Somehow the product managers got word of that workflow and started using it to generate their own designs, and the collaborative workflow started to haunt us. They started using it to generate their own designs, sometimes bypassing the entire design validation phase. It added more noise to the process—my design versus the PM design—plus some things weren't taken into consideration, like responsive views or dependencies with other flows. It just became a ping-pong between the PM asking the engineering team, "just made this. Can you do that?"
The most jarring part was the surprise. I’d walk into reviews or join a discussion only to find entirely "new" designs popping up that I’d never seen before. I get that this stems from culture, organizational processes, and even ego issues, but I genuinely felt the quest was disrespected, and frankly felt quite upset and surprised. It was frustrating to see screens being treated as a commodity, ignoring the years we’ve spent learning how to actually solve problems.
Navigating the Mess
Working through that project taught me that when a system becomes this accessible, the way we work together has to fundamentally shift. It wasn't about reclaiming control; it was about evolving into a more open, shared process.
1. Establishing a "Dynamic Check" for Everyone
We moved away from the idea that every screen appearing in a meeting had to be a "final proposal" from a designer. Instead, we started treating those high-fidelity AI designs as valid starting points, no matter who brought them to the table. We stopped "validating" the PM's work and instead set up a dynamic check at the handover to development. This check applied to everyone—designers, PMs, and even developers. Interestingly, the engineering team welcomed this; they felt their own ideas were finally being invited into the conversation rather than just being told what to build.
2. From "Calling the Shots" to Building Hand-in-Hand
We had to stop dictating who was in charge of specific outputs. We shifted the focus entirely toward building a better product, regardless of who pushed the pixels or who wrote the PRD. It became a hand-in-hand effort where authorship mattered much less than the end result. By removing the "shot-caller" mentality, we turned what felt like a competition into a genuine collaboration where we were all just trying to get the best version of the product out the door.

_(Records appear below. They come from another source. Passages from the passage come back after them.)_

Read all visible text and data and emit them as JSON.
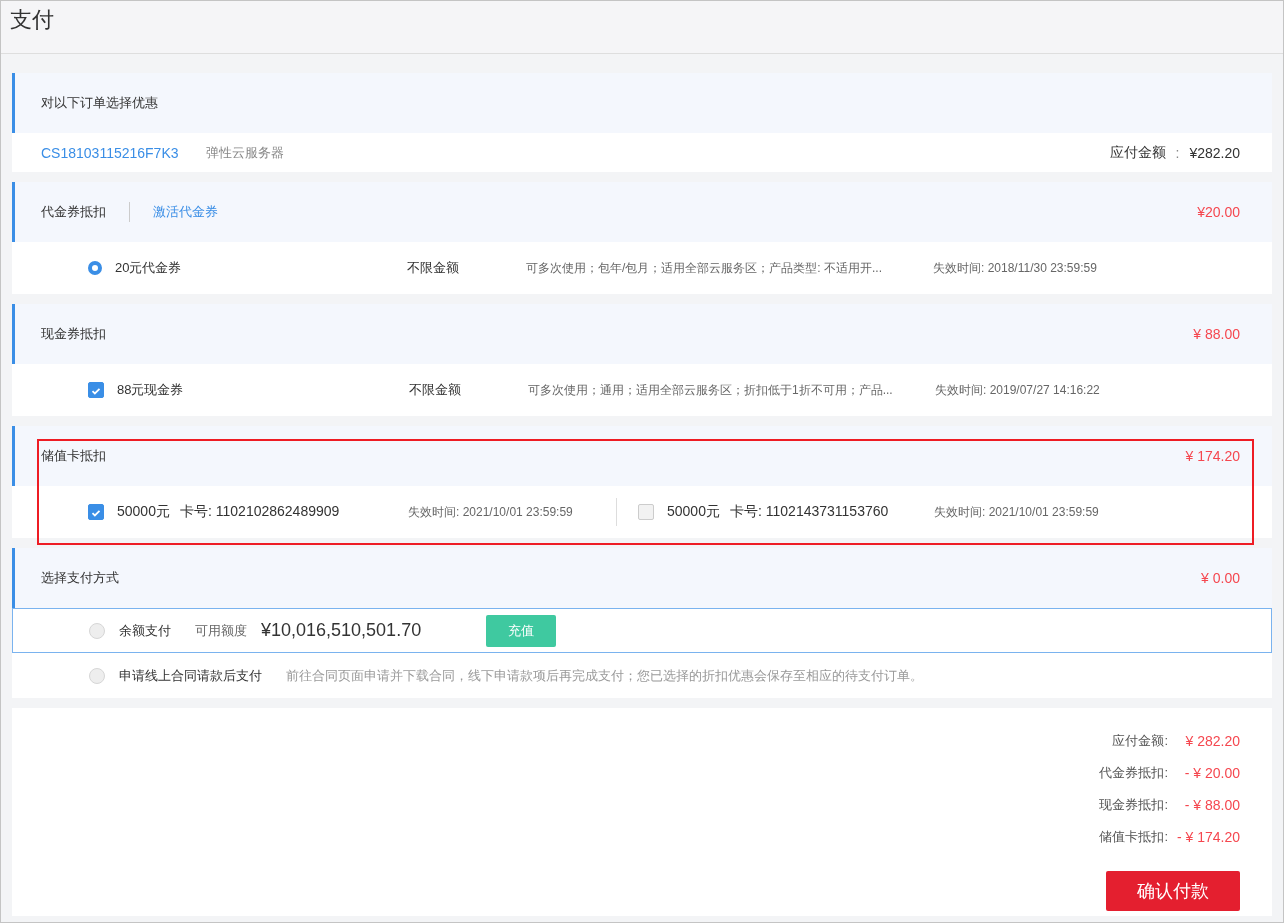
{
  "title": "支付",
  "order_section": {
    "heading": "对以下订单选择优惠",
    "order_id": "CS18103115216F7K3",
    "product": "弹性云服务器",
    "amount_label": "应付金额",
    "colon": ":",
    "amount": "¥282.20"
  },
  "discount_sections": [
    {
      "kind": "coupon",
      "heading": "代金券抵扣",
      "link": "激活代金券",
      "total": "¥20.00",
      "items": [
        {
          "kind": "radio",
          "checked": true,
          "name": "20元代金券",
          "limit": "不限金额",
          "description": "可多次使用；包年/包月；适用全部云服务区；产品类型: 不适用开...",
          "expiry": "失效时间: 2018/11/30 23:59:59"
        }
      ]
    },
    {
      "kind": "coupon",
      "heading": "现金券抵扣",
      "total": "¥ 88.00",
      "items": [
        {
          "kind": "checkbox",
          "checked": true,
          "name": "88元现金券",
          "limit": "不限金额",
          "description": "可多次使用；通用；适用全部云服务区；折扣低于1折不可用；产品...",
          "expiry": "失效时间: 2019/07/27 14:16:22"
        }
      ]
    },
    {
      "kind": "card",
      "heading": "储值卡抵扣",
      "total": "¥ 174.20",
      "highlighted": true,
      "items": [
        {
          "checked": true,
          "amount": "50000元",
          "card_no": "卡号: 1102102862489909",
          "expiry": "失效时间: 2021/10/01 23:59:59"
        },
        {
          "checked": false,
          "amount": "50000元",
          "card_no": "卡号: 1102143731153760",
          "expiry": "失效时间: 2021/10/01 23:59:59"
        }
      ]
    }
  ],
  "payment_section": {
    "heading": "选择支付方式",
    "total": "¥ 0.00",
    "methods": [
      {
        "kind": "balance",
        "selected": false,
        "focused": true,
        "name": "余额支付",
        "balance_label": "可用额度",
        "balance": "¥10,016,510,501.70",
        "button": "充值"
      },
      {
        "kind": "contract",
        "selected": false,
        "focused": false,
        "name": "申请线上合同请款后支付",
        "note": "前往合同页面申请并下载合同，线下申请款项后再完成支付；您已选择的折扣优惠会保存至相应的待支付订单。"
      }
    ]
  },
  "summary": {
    "lines": [
      {
        "label": "应付金额:",
        "value": "¥ 282.20"
      },
      {
        "label": "代金券抵扣:",
        "value": "- ¥ 20.00"
      },
      {
        "label": "现金券抵扣:",
        "value": "- ¥ 88.00"
      },
      {
        "label": "储值卡抵扣:",
        "value": "- ¥ 174.20"
      }
    ],
    "button": "确认付款"
  }
}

3. Drawing the Line on Automation
The most important lesson was realizing we had to define exactly where the "neat" system should lose control. We had to draw a clear line where automation ended and human judgment had to oversee the result. It was about identifying the moments where the system’s logic wasn't enough—where empathy, intuition, and a deep understanding of the user were required to make the final call.
That project was a tough one, and it didn't end with a "happily ever after." It ended with a better understanding that while tools make things faster, they don't make the human part of building products any easier. We just had to keep showing up and advocating for the craft, even when the noise felt overwhelming.